The administrators of the collapsed Orla Kiely retail and online business have beaten expectations with the sale of leftover stock from the operation's shops and head office. The goods were sold through direct sales to the public, via a pop-up shop in the run-up to Christmas and in three auctions.
The progress is detailed in a report filed to the UK Companies House by the administrators of Kiely Rowan plc, which went out of business last September with debts of £7.25 million (€8.1 million).
In a press interview in March, Ms Kiely described the collapse of her clothing business as “a bereavement”.
She said: “We did everything we could to save the business and to watch it fail was devastating.”
Joint administrator Chris Newell said in the administrators' first report that the main asset of the company was the stock which has now been realised in full.
Mr Newell had estimated that selling the stock would realise between £45,000 and £60,000, but sales had in fact totalled £75,000.
On the three auctions and pop-up shop sale, Mr Newell said that “selling the items directly to the public generated far higher realisations than would have been achieved if simply sold in bulk”.
He added: “After taking into account the agents’ costs and the actual costs of the auctions and the shop, the joint administrators believe that this has generated a better return into the administration.”
Mr Newell also confirmed that a further £30,000 was realised from the sale of items in the US that had not been anticipated in the firm’s statement of affairs.
However any gains made from the higher-than-expected realisation of stock have been almost wiped out with Mr Newell writing off the prospect of recovering £26,000 owed to the firm by debtors.
A connected entity, Killyon Stem LLP held licensing agreements with manufacturers on behalf of the Orla Kiely brand, and the administrators for that firm are expected to receive a minimum of £73,000 in royalty payments.
Mr Newell said he expects the administration of Killyon Stem LLP to to make a payment into the Kiely Rowan plc administration, but that the final quantum is uncertain.
During the first phase of the administration to March 20th, the administrators have taken £107,829 in receipts and made £70,492 in payments.
The firm's secured creditor, Metro Bank, is owed £2.15 million and Mr Newell states that "it is not anticipated that the secured creditor will be paid in full".
Mr Newell said his colleagues have incurred significant time costs in assisting former Orla Kiely staff in obtaining payments from the UK Redundancy Payments Office.
He said “preferential claims” relating to holiday pay and wage arrears were estimated to be at £97,412 and to date, preferential claims received totalled £41,398.
Unsecured creditors will be left empty-handed from the administration, with the administrators currently estimating a deficiency in assets of £7.3 million.
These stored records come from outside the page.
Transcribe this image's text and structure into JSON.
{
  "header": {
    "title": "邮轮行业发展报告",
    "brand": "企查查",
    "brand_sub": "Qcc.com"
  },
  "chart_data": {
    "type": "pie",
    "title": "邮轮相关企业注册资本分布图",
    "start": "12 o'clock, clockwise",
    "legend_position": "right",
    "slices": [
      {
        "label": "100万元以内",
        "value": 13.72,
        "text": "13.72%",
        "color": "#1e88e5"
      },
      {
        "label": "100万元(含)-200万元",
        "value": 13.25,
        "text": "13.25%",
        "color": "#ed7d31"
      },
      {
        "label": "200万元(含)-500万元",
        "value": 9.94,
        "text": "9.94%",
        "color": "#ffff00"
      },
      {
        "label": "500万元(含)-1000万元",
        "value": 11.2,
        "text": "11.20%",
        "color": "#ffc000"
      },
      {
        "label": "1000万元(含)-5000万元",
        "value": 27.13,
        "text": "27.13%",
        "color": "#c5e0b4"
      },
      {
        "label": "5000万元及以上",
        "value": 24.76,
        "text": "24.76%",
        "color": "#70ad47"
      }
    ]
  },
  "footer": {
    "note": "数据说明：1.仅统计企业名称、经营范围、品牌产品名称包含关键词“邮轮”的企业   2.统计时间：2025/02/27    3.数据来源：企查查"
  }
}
Mr Newell said unsecured claims from creditors were estimated at £6.13 million and the administrators have received 231 claims totalling £4.7 million.
Mr Newell also said in accordance with the administrators’ statutory duties, an investigation into the conduct of the company directors of Kiely Rowan plc has been completed. He said a confidential report was submitted to the Insolvency Service on December 21st, 2018.